When contractors put in bids on a construction project, they likely have already done their due diligence regarding factors that may affect their scope of work. However, it may not be enough to visit the site; meet with owners, engineers and other people on the project team; and investigate surveys, reports and other site information. 

According to Construction Dive, unforeseen site conditions affect roughly 75% of construction job sites, and often, the unwelcome issue involves soil. Contractors may have to treat it, remove it or replace it at their own expense before the project can move forward. Other common undesirable disruptions include the following: 

  • Structures containing hidden rot 
  • The presence of asbestos or lead 
  • Underground storage tanks 
  • Chemical contamination 
  • Shallow bedrock 

It may seem as if these issues are the owner’s problem and not the contractor’s, but the way that many contracts detail the scope of work could ensure that the reverse is true. 

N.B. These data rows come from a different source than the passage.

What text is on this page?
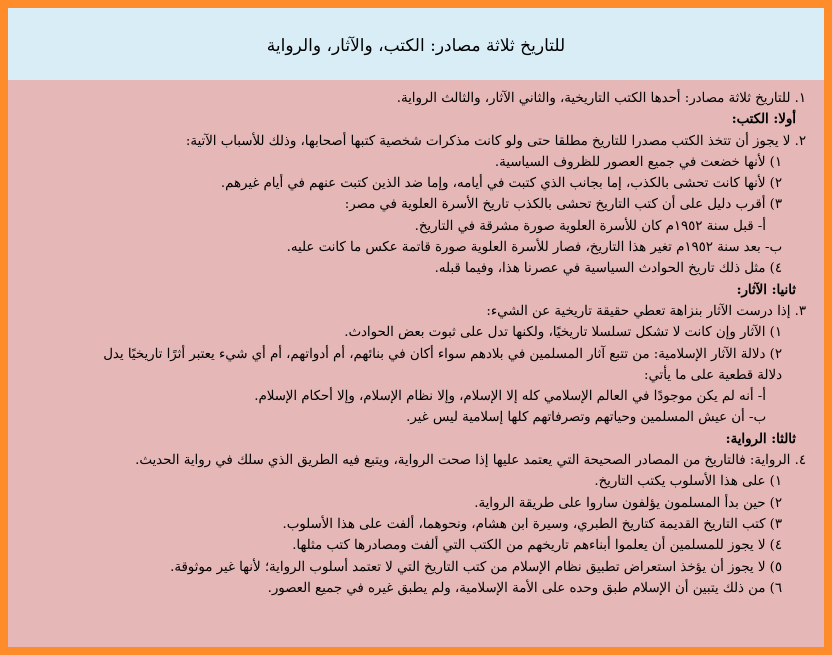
للتاريخ ثلاثة مصادر: الكتب، والآثار، والرواية
١. للتاريخ ثلاثة مصادر: أحدها الكتب التاريخية، والثاني الآثار، والثالث الرواية.
أولا: الكتب:
٢. لا يجوز أن تتخذ الكتب مصدرا للتاريخ مطلقا حتى ولو كانت مذكرات شخصية كتبها أصحابها، وذلك للأسباب الآتية:
١) لأنها خضعت في جميع العصور للظروف السياسية.
٢) لأنها كانت تحشى بالكذب، إما بجانب الذي كتبت في أيامه، وإما ضد الذين كتبت عنهم في أيام غيرهم.
٣) أقرب دليل على أن كتب التاريخ تحشى بالكذب تاريخ الأسرة العلوية في مصر:
أ- قبل سنة ١٩٥٢م كان للأسرة العلوية صورة مشرقة في التاريخ.
ب- بعد سنة ١٩٥٢م تغير هذا التاريخ، فصار للأسرة العلوية صورة قاتمة عكس ما كانت عليه.
٤) مثل ذلك تاريخ الحوادث السياسية في عصرنا هذا، وفيما قبله.
ثانيا: الآثار:
٣. إذا درست الآثار بنزاهة تعطي حقيقة تاريخية عن الشيء:
١) الآثار وإن كانت لا تشكل تسلسلا تاريخيًا، ولكنها تدل على ثبوت بعض الحوادث.
٢) دلالة الآثار الإسلامية: من تتبع آثار المسلمين في بلادهم سواء أكان في بنائهم، أم أدواتهم، أم أي شيء يعتبر أثرًا تاريخيًا يدل
دلالة قطعية على ما يأتي:
أ- أنه لم يكن موجودًا في العالم الإسلامي كله إلا الإسلام، وإلا نظام الإسلام، وإلا أحكام الإسلام.
ب- أن عيش المسلمين وحياتهم وتصرفاتهم كلها إسلامية ليس غير.
ثالثا: الرواية:
٤. الرواية: فالتاريخ من المصادر الصحيحة التي يعتمد عليها إذا صحت الرواية، ويتبع فيه الطريق الذي سلك في رواية الحديث.
١) على هذا الأسلوب يكتب التاريخ.
٢) حين بدأ المسلمون يؤلفون ساروا على طريقة الرواية.
٣) كتب التاريخ القديمة كتاريخ الطبري، وسيرة ابن هشام، ونحوهما، ألفت على هذا الأسلوب.
٤) لا يجوز للمسلمين أن يعلموا أبناءهم تاريخهم من الكتب التي ألفت ومصادرها كتب مثلها.
٥) لا يجوز أن يؤخذ استعراض تطبيق نظام الإسلام من كتب التاريخ التي لا تعتمد أسلوب الرواية؛ لأنها غير موثوقة.
٦) من ذلك يتبين أن الإسلام طبق وحده على الأمة الإسلامية، ولم يطبق غيره في جميع العصور.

While it is unlikely that anyone will ever be able to completely eliminate the risk of adverse conditions, a carefully created contract may keep them from derailing a project or causing the cost of completion to exceed the bid. As the Cornell University Law School’s Legal Information Institute points out, construction contracts often include a change clause and a clause specifically dealing with differing site conditions. These typically allow the contractor and the owner to re-negotiate to reach an equitable adjustment. 

In an equitable adjustment proposal, a contractor will need to create a line-item breakdown of direct costs, markups and the changes to the time of completion and costs related to the delays.